Your language is revealing
The meeting was in a community space, the topic was people and families in the local area who are known to many different organisations, the initiative was billed as ‘person focused’. Yet within minutes it was clear this was ‘service focused’. And it as not just the statutory sector giving this impression, it was community and voluntary sector people too.
I’ve become used to this strange juxtaposition. Despite genuinely wanting to be seen as person focused, people find they cannot change their language. It is hard to let go of the service speak and the familiar words that play well in our own organisations or professional group. We have learnt the words to use to gain qualifications, to succeed in a professional space, to meet expectations of our peers and seniors. So letting go of these is not easy.
A previous article looked at this, in the sense of the liminal space, the place between the professional world and the real life one.
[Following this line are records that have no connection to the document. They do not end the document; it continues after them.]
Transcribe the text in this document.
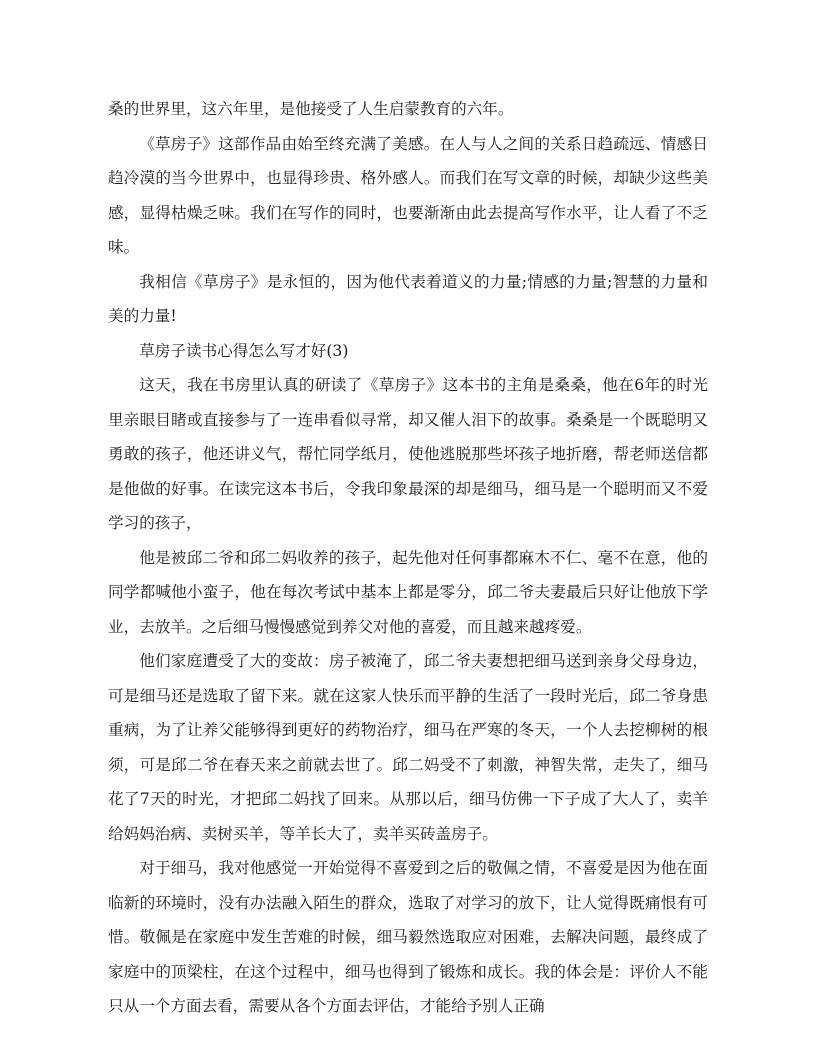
桑的世界里，这六年里，是他接受了人生启蒙教育的六年。

《草房子》这部作品由始至终充满了美感。在人与人之间的关系日趋疏远、情感日趋冷漠的当今世界中，也显得珍贵、格外感人。而我们在写文章的时候，却缺少这些美感，显得枯燥乏味。我们在写作的同时，也要渐渐由此去提高写作水平，让人看了不乏味。

我相信《草房子》是永恒的，因为他代表着道义的力量;情感的力量;智慧的力量和美的力量!

草房子读书心得怎么写才好(3)

这天，我在书房里认真的研读了《草房子》这本书的主角是桑桑，他在6年的时光里亲眼目睹或直接参与了一连串看似寻常，却又催人泪下的故事。桑桑是一个既聪明又勇敢的孩子，他还讲义气，帮忙同学纸月，使他逃脱那些坏孩子地折磨，帮老师送信都是他做的好事。在读完这本书后，令我印象最深的却是细马，细马是一个聪明而又不爱学习的孩子，

他是被邱二爷和邱二妈收养的孩子，起先他对任何事都麻木不仁、毫不在意，他的同学都喊他小蛮子，他在每次考试中基本上都是零分，邱二爷夫妻最后只好让他放下学业，去放羊。之后细马慢慢感觉到养父对他的喜爱，而且越来越疼爱。

他们家庭遭受了大的变故：房子被淹了，邱二爷夫妻想把细马送到亲身父母身边，可是细马还是选取了留下来。就在这家人快乐而平静的生活了一段时光后，邱二爷身患重病，为了让养父能够得到更好的药物治疗，细马在严寒的冬天，一个人去挖柳树的根须，可是邱二爷在春天来之前就去世了。邱二妈受不了刺激，神智失常，走失了，细马花了7天的时光，才把邱二妈找了回来。从那以后，细马仿佛一下子成了大人了，卖羊给妈妈治病、卖树买羊，等羊长大了，卖羊买砖盖房子。

对于细马，我对他感觉一开始觉得不喜爱到之后的敬佩之情，不喜爱是因为他在面临新的环境时，没有办法融入陌生的群众，选取了对学习的放下，让人觉得既痛恨有可惜。敬佩是在家庭中发生苦难的时候，细马毅然选取应对困难，去解决问题，最终成了家庭中的顶梁柱，在这个过程中，细马也得到了锻炼和成长。我的体会是：评价人不能只从一个方面去看，需要从各个方面去评估，才能给予别人正确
It made the point that it is not enough to translate professional language into simpler, easier to understand words. It is about finding the place between both.
Maybe it is also about finding the will to not want to proclaim your right to be in the professional space. Talking about delivering services, providing support, hard to reach, engagement, activation, enabling, giving information and a multitude of others gives a sense of ‘me powerful, you weak’. Opening up by using everyday words implies we are, well, just like you. It means exposing our own vulnerabilities, our own need for support now or in the future. It means saying we are all people with different experiences and perspectives and all are valid, mine do not trump yours.
Over 70 years ago, George Orwell wrote “if thought corrupts language, language can also corrupt thought” (Politics and the English Language, 1946). He was writing about language used by politicians – something that feels very pertinent in present day. But in any situation, the point remains that language has an effect on our ability to think.
Being talked down to means you will feel subservient. Being unable to fathom out what the hell people are talking about as it is full of acronyms and jargon says loud and clear that I am not meant to be part of this conversation.
If we are genuine about wanting to coproduce and work with people and patients at the centre of our thinking, then we must show this by choosing our words carefully.